Как только мы проводили семейство О’Киф из офиса, я повернулась к начальнику.
– При чем тут архивы?! – возмутилась я. – Подобный иск идет вразрез с моими принципами.
– Не думаешь ли ты, – протянул Боб, – что есть вероятность получить самую большую компенсацию за врачебную халатность и неправомерное рождение в штате Нью-Гэмпшир?
– Это неизвестно…
Он пожал плечами:
– Все зависит от медицинской истории.
Иск о врачебной халатности при ведении беременности и, соответственно, неправомерном рождении подразумевает, что мать, зная о серьезном дефекте ребенка во время беременности, имела возможность сделать аборт. Бремя ответственности за последующую инвалидность ребенка ложится на акушера-гинеколога. С точки зрения истца, это случай врачебной халатности. Защита рассматривает такое дело с точки зрения морали: кто имеет право решать, какая именно инвалидность мешает человеку прожить свою жизнь?
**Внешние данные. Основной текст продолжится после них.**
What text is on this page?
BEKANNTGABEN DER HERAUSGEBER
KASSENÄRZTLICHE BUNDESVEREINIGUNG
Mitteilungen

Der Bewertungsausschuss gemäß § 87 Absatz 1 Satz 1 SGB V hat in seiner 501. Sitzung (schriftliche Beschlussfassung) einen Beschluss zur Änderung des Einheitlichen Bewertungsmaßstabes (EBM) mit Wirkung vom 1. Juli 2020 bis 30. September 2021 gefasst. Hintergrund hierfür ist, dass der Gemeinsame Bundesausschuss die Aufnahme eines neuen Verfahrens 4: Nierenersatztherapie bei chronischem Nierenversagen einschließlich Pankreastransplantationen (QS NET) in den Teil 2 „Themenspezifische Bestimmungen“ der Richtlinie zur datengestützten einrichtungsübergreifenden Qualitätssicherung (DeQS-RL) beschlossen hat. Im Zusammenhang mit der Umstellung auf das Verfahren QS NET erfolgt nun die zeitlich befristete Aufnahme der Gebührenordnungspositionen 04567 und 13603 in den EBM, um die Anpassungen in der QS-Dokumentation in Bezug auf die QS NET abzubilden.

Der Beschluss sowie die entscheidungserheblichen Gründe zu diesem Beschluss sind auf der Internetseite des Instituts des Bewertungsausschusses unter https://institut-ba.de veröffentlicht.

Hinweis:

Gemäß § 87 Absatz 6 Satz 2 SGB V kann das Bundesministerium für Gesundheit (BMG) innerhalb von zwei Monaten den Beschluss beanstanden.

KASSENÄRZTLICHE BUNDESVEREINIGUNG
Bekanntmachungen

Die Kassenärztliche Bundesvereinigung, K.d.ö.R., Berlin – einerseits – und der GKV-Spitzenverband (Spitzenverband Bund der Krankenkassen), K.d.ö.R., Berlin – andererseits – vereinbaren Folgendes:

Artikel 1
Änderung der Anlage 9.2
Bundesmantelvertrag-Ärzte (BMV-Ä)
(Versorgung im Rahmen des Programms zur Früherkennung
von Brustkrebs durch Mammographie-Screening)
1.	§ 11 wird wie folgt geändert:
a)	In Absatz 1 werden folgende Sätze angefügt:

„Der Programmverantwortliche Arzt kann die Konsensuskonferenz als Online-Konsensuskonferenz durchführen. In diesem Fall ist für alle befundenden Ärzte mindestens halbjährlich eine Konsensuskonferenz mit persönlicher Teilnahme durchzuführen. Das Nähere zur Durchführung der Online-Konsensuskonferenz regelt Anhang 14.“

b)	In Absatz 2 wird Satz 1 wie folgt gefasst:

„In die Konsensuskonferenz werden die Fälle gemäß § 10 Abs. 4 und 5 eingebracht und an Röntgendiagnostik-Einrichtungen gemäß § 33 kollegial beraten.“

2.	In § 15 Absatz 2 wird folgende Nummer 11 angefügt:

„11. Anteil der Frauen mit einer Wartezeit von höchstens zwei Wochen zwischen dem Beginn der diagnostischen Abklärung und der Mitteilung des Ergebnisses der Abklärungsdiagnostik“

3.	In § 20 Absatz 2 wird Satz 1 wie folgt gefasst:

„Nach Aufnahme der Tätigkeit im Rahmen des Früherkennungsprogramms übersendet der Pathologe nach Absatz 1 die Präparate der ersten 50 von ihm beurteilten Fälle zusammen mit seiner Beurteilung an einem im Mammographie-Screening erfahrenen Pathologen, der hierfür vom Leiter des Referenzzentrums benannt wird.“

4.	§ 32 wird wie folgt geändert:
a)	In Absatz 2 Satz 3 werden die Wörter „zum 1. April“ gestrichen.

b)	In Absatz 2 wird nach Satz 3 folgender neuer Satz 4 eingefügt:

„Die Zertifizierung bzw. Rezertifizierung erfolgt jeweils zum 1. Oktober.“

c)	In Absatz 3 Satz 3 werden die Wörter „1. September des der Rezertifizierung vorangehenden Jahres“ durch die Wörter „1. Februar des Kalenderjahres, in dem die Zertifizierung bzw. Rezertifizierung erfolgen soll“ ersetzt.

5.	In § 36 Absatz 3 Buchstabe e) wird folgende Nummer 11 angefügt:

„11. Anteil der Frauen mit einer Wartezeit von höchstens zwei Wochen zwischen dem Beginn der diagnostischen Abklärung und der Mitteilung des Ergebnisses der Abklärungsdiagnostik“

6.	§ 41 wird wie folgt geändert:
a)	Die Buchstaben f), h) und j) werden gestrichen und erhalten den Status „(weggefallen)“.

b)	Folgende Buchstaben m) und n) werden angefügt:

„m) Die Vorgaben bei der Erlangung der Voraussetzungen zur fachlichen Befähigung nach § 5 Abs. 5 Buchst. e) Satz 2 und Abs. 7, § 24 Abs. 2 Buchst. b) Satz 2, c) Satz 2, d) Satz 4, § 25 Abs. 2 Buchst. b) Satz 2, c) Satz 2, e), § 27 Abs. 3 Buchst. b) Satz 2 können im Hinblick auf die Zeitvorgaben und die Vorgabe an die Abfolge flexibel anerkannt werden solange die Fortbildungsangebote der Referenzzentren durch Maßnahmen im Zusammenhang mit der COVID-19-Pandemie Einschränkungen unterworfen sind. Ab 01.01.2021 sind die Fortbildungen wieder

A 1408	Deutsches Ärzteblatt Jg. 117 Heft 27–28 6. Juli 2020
Многие штаты запретили иски о неправомерном рождении. Штат Нью-Гэмпшир в их число не входил. Было несколько успешных тяжб родителей, чьи дети появились на свет с врожденной спинномозговой грыжей или кистозным фиброзом, а в одном из случаев рассматривали дело мальчика с отставанием в развитии и прикованного к инвалидному креслу из-за генетической мутации: заболевание не выявили заранее и не заметили в утробе матери. В Нью-Гэмпшире родители несли ответственность за заботу о детях-инвалидах всю их жизнь – не только до восемнадцати лет, что являлось веской причиной требовать компенсации. Конечно, история Уиллоу О’Киф, в ее громоздких «ортопедических штанах», была печальной, однако девочка улыбалась и отвечала на вопросы. Когда ее отец вышел из конференц-зала, Боб решил пообщаться с ней. Она показалась ему милым и умным ребенком, который мог четко выражать свои мысли, а значит, процесс мог выйти куда более сложным для вынесения вердикта присяжными.
– Если акушер-гинеколог Шарлотты О’Киф не проявила достаточного внимания, – сказал Боб, – тогда врача стоит привлечь к ответу, чтобы подобного не повторилось.
Я закатила глаза:
– Боб, когда собираешься заработать несколько миллионов, нельзя играть на совести. Вопрос очень щекотливый. А что, если акушер порекомендует избавиться от ребенка с хрупкими костями, что дальше? Может, пренатальный тест на низкий уровень IQ, чтобы можно было сразу искоренить плод, не дав ему развиться и пойти в Гарвард?